Ungerer: Unbedingt. Für mich ist der Tod eine Inspiration. Ich war in meinem Leben schon dreimal tot, es war wunderbar. Dieses Licht, dieser Friede, diese Serenität – das haben wir hier auf Erden nicht. Ich habe fast eine Sehnsucht nach dem Tod. 
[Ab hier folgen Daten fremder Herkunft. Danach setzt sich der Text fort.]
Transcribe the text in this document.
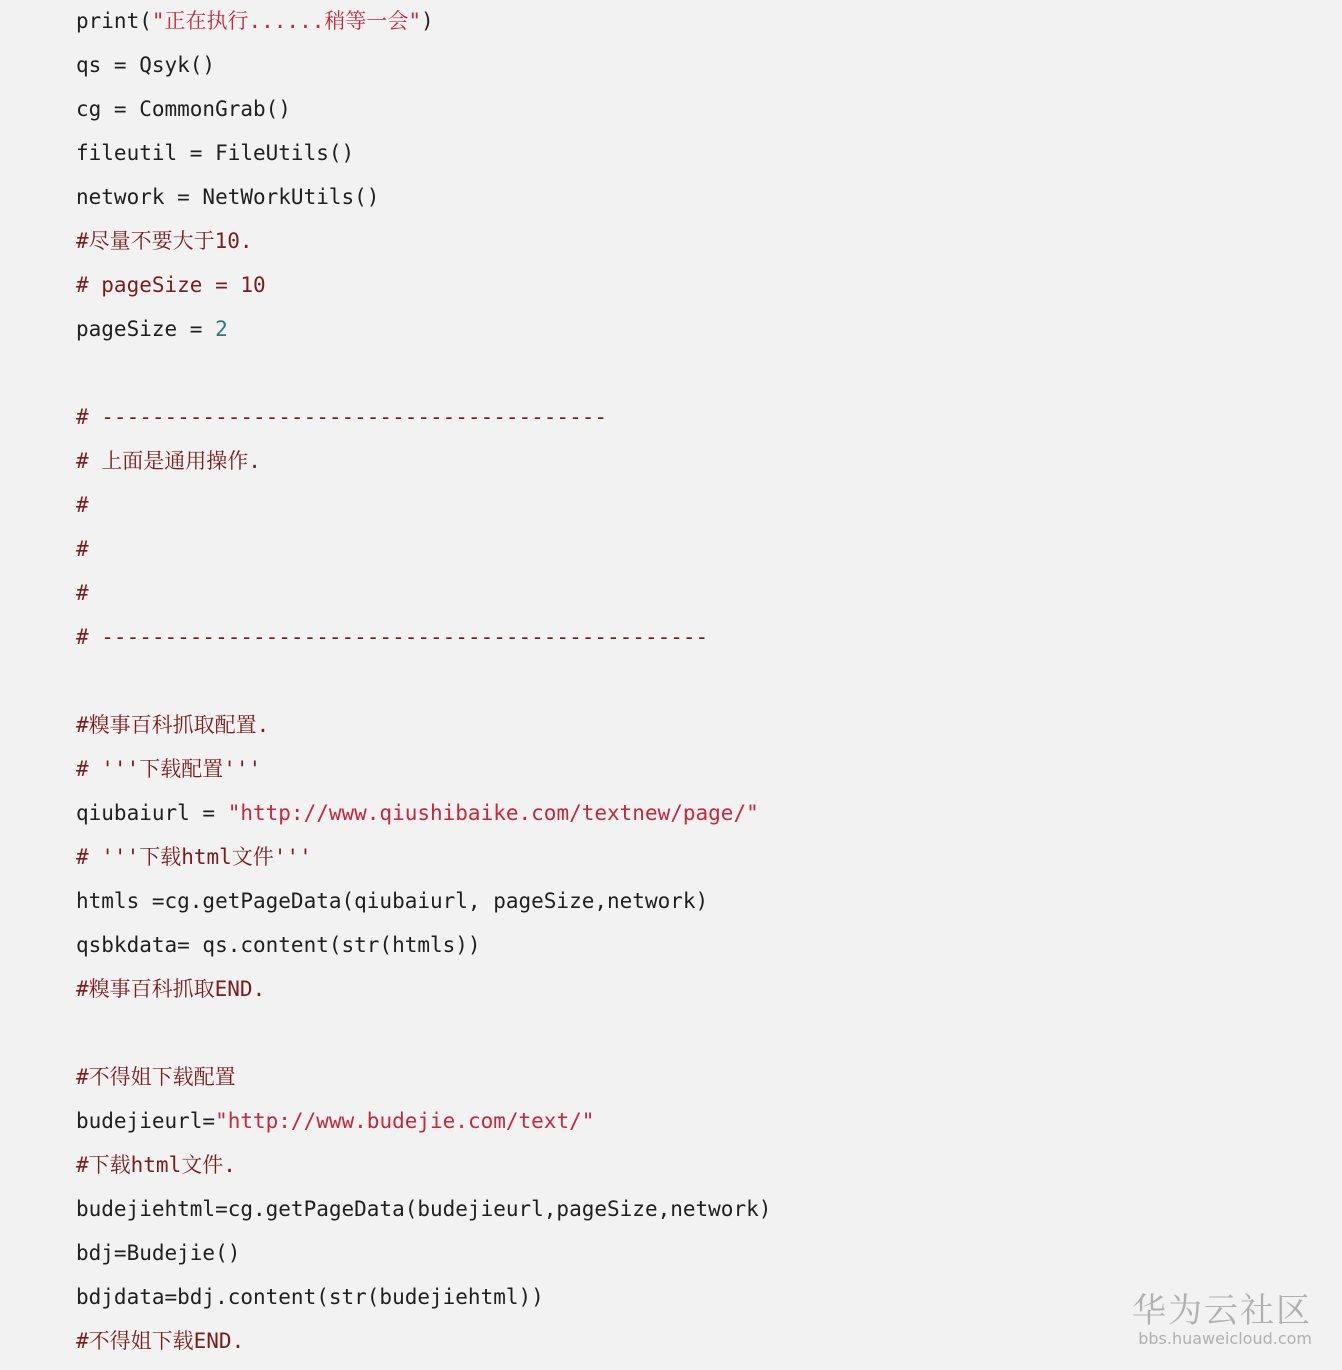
print("正在执行......稍等一会")
qs = Qsyk()
cg = CommonGrab()
fileutil = FileUtils()
network = NetWorkUtils()
#尽量不要大于10.
# pageSize = 10
pageSize = 2

# ----------------------------------------
# 上面是通用操作.
#
#
#
# ------------------------------------------------

#糗事百科抓取配置.
# '''下载配置'''
qiubaiurl = "http://www.qiushibaike.com/textnew/page/"
# '''下载html文件'''
htmls =cg.getPageData(qiubaiurl, pageSize,network)
qsbkdata= qs.content(str(htmls))
#糗事百科抓取END.

#不得姐下载配置
budejieurl="http://www.budejie.com/text/"
#下载html文件.
budejiehtml=cg.getPageData(budejieurl,pageSize,network)
bdj=Budejie()
bdjdata=bdj.content(str(budejiehtml))
#不得姐下载END.
华为云社区
bbs.huaweicloud.com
ZEIT: Der Tod sei immer gotisch, heißt es in einem Ihrer Bücher: »Er ist bestimmt nicht art déco.«  
Ungerer: Immer diese Sprüche, das ist bei mir fast eine Krankheit. Aber mit dem Tod habe ich wirklich keine Probleme, und mir ist egal, was danach geschieht. Weshalb sollten wir daran einen Gedanken verschwenden? Es gibt Dinge, die einfach nicht zu erklären sind. Eine Raupe verschwindet in einem mit Mayonnaise gefüllten Kokon und kommt als Schmetterling wieder heraus: Wieso soll ich das erklären? Das will ich gar nicht, sonst gäbe es bald keine Poesie mehr. Es muss Geheimnisse geben.